What’s going on with AI in media?
Brendan Hughes
CCO | eDesk | Strategic Operations & Growth Leader | Scaling Teams and Transforming Business Strategy | Driving Revenue and Operational Excellence
We were invited to participate in the discussion at the World News Media Network (WNMN) conference on Big Data and AI in Media this past week. This was a gathering of leading news media organisations from around the globe, discussing how big data, AI and machine learning can be leveraged to the benefit of the media sector.
Robot Wars
One of the underlying themes in many discussions around AI is whether the robots will replace us human in the workforce. The more balanced discussions at the moment focus on how AI can supplement human cognition – doing the things that are too hard for us, or that we are very slow at processing. If you've got 5 minutes to spare watch this video from former Google [X] executive Mo Gawdat on his view into the future of our relationship with machines:
When it comes to the role of editors at least, the algorithms are not yet replacing the humans. Bing News, led by Ting Cai, is very clear on the importance of editors in curating the major stories of the day. Once the editors decide on what is important for the balanced mix of news, they then let the personalisation algorithms kick in to present stories in the order that will be most engaged with by each user. Ranking and personalisation is fully automated.

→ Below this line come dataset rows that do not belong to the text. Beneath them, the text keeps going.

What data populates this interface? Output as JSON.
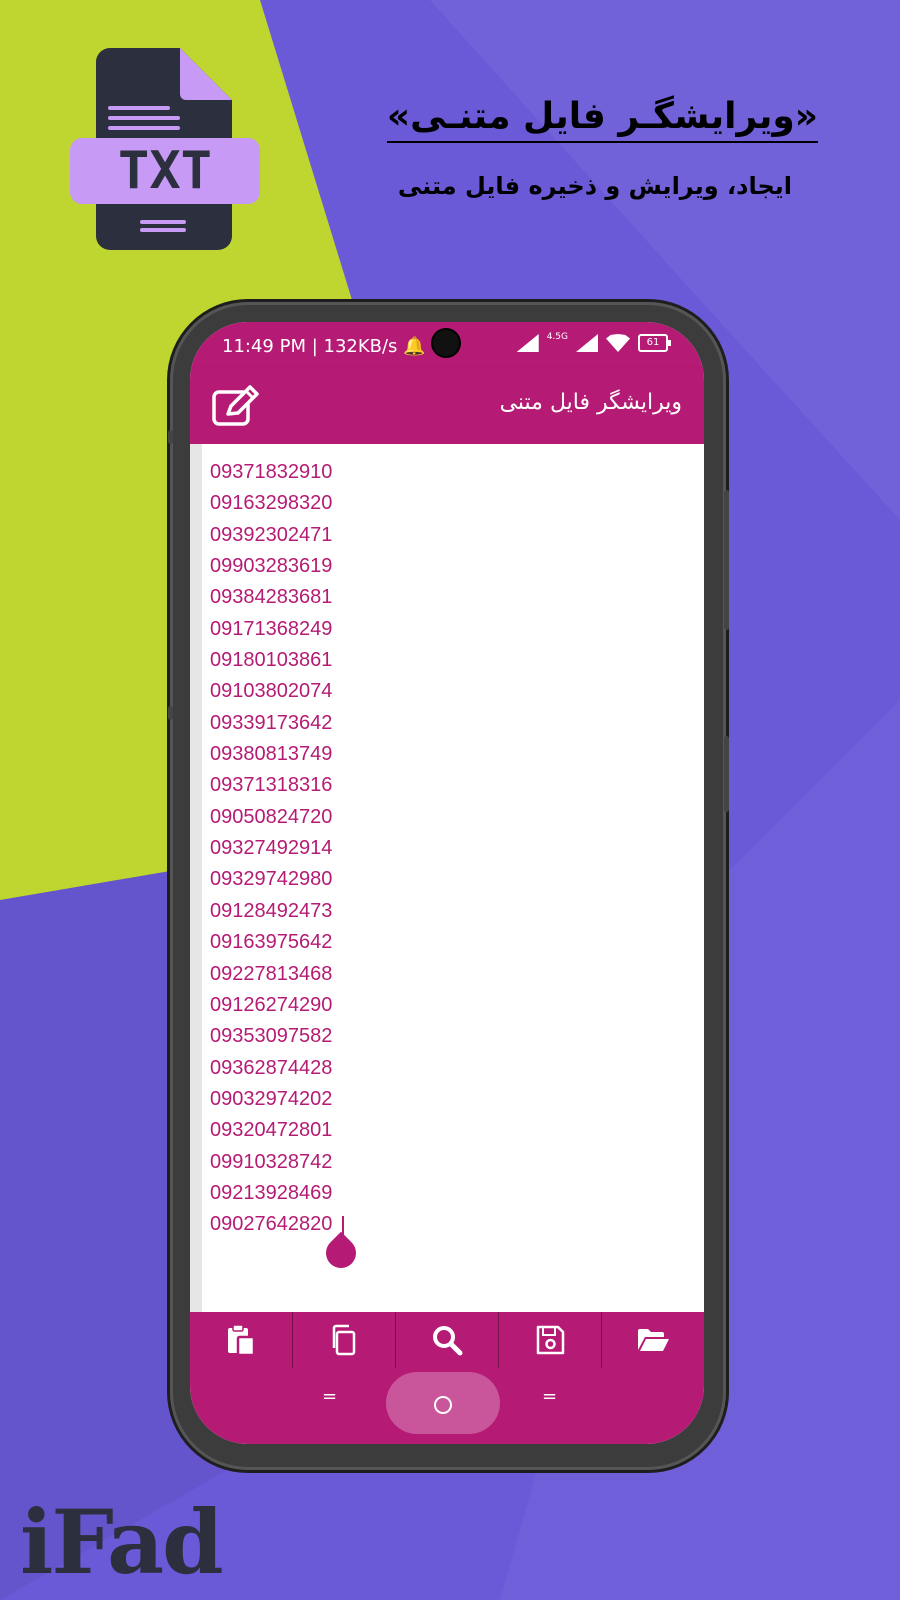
{
  "banner": {
    "title": "«ویرایشگـر فایل متنـی»",
    "subtitle": "ایجاد، ویرایش و ذخیره فایل متنی",
    "icon_text": "TXT",
    "brand": "iFad"
  },
  "status_bar": {
    "time_speed": "11:49 PM | 132KB/s",
    "network": "4.5G",
    "battery": "61"
  },
  "app_bar": {
    "title": "ویرایشگر فایل متنی",
    "edit_icon": "edit-icon"
  },
  "editor": {
    "lines": [
      "09371832910",
      "09163298320",
      "09392302471",
      "09903283619",
      "09384283681",
      "09171368249",
      "09180103861",
      "09103802074",
      "09339173642",
      "09380813749",
      "09371318316",
      "09050824720",
      "09327492914",
      "09329742980",
      "09128492473",
      "09163975642",
      "09227813468",
      "09126274290",
      "09353097582",
      "09362874428",
      "09032974202",
      "09320472801",
      "09910328742",
      "09213928469",
      "09027642820"
    ]
  },
  "toolbar": {
    "tools": [
      "paste-icon",
      "copy-icon",
      "search-icon",
      "save-icon",
      "open-folder-icon"
    ]
  },
  "colors": {
    "accent": "#b51b74",
    "background": "#6a5ad8",
    "green": "#bfd630",
    "icon_lilac": "#c79af5",
    "dark": "#2c2f3e"
  }
}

There are many great examples of how content creators are using big data analytics to bring more efficiency into the creative process. Natural Language Processing is at work in many newsrooms around the globe already to assist with identifying trends, contextual tagging and content recommendations. Parse.ly CTO Andrew Montalenti, talked to me about their beta big data project which is creating a universe of contextual tagging across their network of hundreds of publishers capturing the attention of over 150 million people reading 850,000 articles each day. Get in touch with Andrew if you want to access this powerful data set.
The Washington Post is now as SAAS house but they do eat their own dog food. Joey Marburger outlined how they have built a 'heliograph' – automated storytelling technology – that editors use to assist them in their story-telling. The heliograph is already writing automated match reports on for example high school football, allowing journalists to spend more time preparing in-depth analyses.
Clavis is their automated content recommendations engine that uses natural language processing to serve the right content to the right user at the right time. Their average daily click-through rate for users who are served content via Clavis is more than double their nearest competitor in the market.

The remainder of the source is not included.